You will usually have one of two options for checking the oil level on your car. Most cars still include a dipstick, which allows you to check the oil level without turning the car on. You will want to check the oil level when the vehicle has been off for a while. You can add more oil if the level is below the minimum amount, but avoid driving your car if you seem to be losing oil quickly.

Unfortunately, some modern vehicles do not have dipsticks. These cars typically require you to check the level from the infotainment system while the car is running. Since running your vehicle with low oil is dangerous, it's best to avoid checking the level on these vehicles if you suspect it's low. The safest option is to call a local mechanic and tow your vehicle to them.

3. Can You See Smoke or Smell Burning Oil?

If you can see or smell evidence of burning oil, there's a good chance you're leaking oil from a gasket onto your exhaust manifold.
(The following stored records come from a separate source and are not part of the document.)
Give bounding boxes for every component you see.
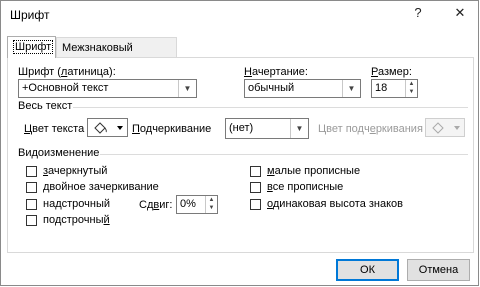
offset-label: Сдвиг: bbox=[139, 199, 173, 211]
paint-bucket-icon bbox=[94, 122, 123, 134]
section-divider bbox=[100, 154, 468, 155]
strikethrough-label[interactable]: зачеркнутый bbox=[43, 165, 107, 177]
size-label: Размер: bbox=[371, 66, 412, 78]
section-divider bbox=[73, 107, 468, 108]
latin-font-value: +Основной текст bbox=[22, 82, 109, 94]
underline-color-label: Цвет подчеркивания bbox=[318, 123, 423, 135]
spinner-arrows-icon[interactable]: ▲ ▼ bbox=[205, 196, 217, 213]
superscript-checkbox[interactable] bbox=[26, 199, 37, 210]
font-color-label: Цвет текста bbox=[24, 123, 85, 135]
size-spinner[interactable]: 18 ▲ ▼ bbox=[371, 79, 418, 98]
chevron-down-icon[interactable]: ▼ bbox=[290, 119, 308, 138]
chevron-down-icon[interactable]: ▼ bbox=[342, 80, 360, 97]
close-button[interactable]: ✕ bbox=[450, 4, 470, 22]
all-caps-checkbox[interactable] bbox=[250, 182, 261, 193]
effects-section-label: Видоизменение bbox=[18, 147, 100, 159]
double-strikethrough-checkbox[interactable] bbox=[26, 182, 37, 193]
paint-bucket-icon bbox=[432, 122, 460, 134]
size-value: 18 bbox=[375, 82, 388, 94]
double-strikethrough-label[interactable]: двойное зачеркивание bbox=[43, 181, 159, 193]
underline-value: (нет) bbox=[229, 122, 254, 134]
underline-color-button[interactable] bbox=[425, 118, 465, 137]
tab-font-label: Шрифт bbox=[13, 40, 54, 54]
offset-value: 0% bbox=[180, 198, 196, 210]
help-button[interactable]: ? bbox=[408, 4, 428, 22]
equalize-height-label[interactable]: одинаковая высота знаков bbox=[267, 198, 403, 210]
small-caps-checkbox[interactable] bbox=[250, 166, 261, 177]
subscript-checkbox[interactable] bbox=[26, 215, 37, 226]
underline-label: Подчеркивание bbox=[132, 123, 212, 135]
cancel-button[interactable]: Отмена bbox=[407, 259, 470, 281]
latin-font-label: Шрифт (латиница): bbox=[18, 66, 116, 78]
subscript-label[interactable]: подстрочный bbox=[43, 214, 110, 226]
tab-character-spacing[interactable]: Межзнаковый интервал bbox=[56, 37, 177, 74]
chevron-down-icon[interactable]: ▼ bbox=[178, 80, 196, 97]
latin-font-dropdown[interactable]: +Основной текст ▼ bbox=[18, 79, 197, 98]
spinner-arrows-icon[interactable]: ▲ ▼ bbox=[405, 80, 417, 97]
small-caps-label[interactable]: малые прописные bbox=[267, 165, 360, 177]
font-dialog: Шрифт ? ✕ Шрифт Межзнаковый интервал Шри… bbox=[0, 0, 479, 286]
offset-spinner[interactable]: 0% ▲ ▼ bbox=[176, 195, 218, 214]
style-dropdown[interactable]: обычный ▼ bbox=[244, 79, 361, 98]
tab-font[interactable]: Шрифт bbox=[7, 36, 56, 58]
dialog-title: Шрифт bbox=[10, 8, 50, 22]
equalize-height-checkbox[interactable] bbox=[250, 199, 261, 210]
all-caps-label[interactable]: все прописные bbox=[267, 181, 343, 193]
style-value: обычный bbox=[248, 82, 295, 94]
underline-dropdown[interactable]: (нет) ▼ bbox=[225, 118, 309, 139]
ok-button[interactable]: ОК bbox=[336, 259, 399, 281]
strikethrough-checkbox[interactable] bbox=[26, 166, 37, 177]
font-color-button[interactable] bbox=[87, 118, 128, 137]
all-text-section-label: Весь текст bbox=[18, 100, 73, 112]
style-label: Начертание: bbox=[244, 66, 308, 78]
superscript-label[interactable]: надстрочный bbox=[43, 198, 110, 210]
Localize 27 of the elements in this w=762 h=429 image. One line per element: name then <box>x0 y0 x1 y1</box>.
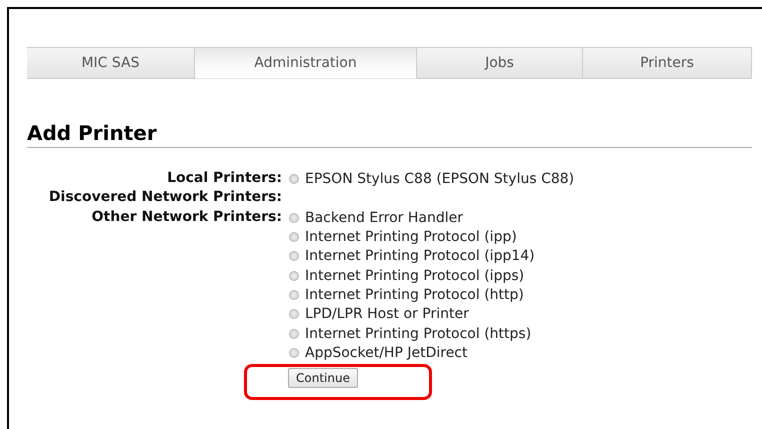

This situation is potentially dangerous since the oil can catch fire. Your car should still be safe to drive for short distances, but you should have a qualified mechanic attempt to locate and address the leak as soon as you can.

While oil leaks may seem like minor inconveniences, they can lead to several more severe problems. Checking your oil level and looking for evidence of oil on the ground can help you gauge the severity of the problem. However, it's still a good idea to have an experienced mechanic diagnose your leak sooner rather than later.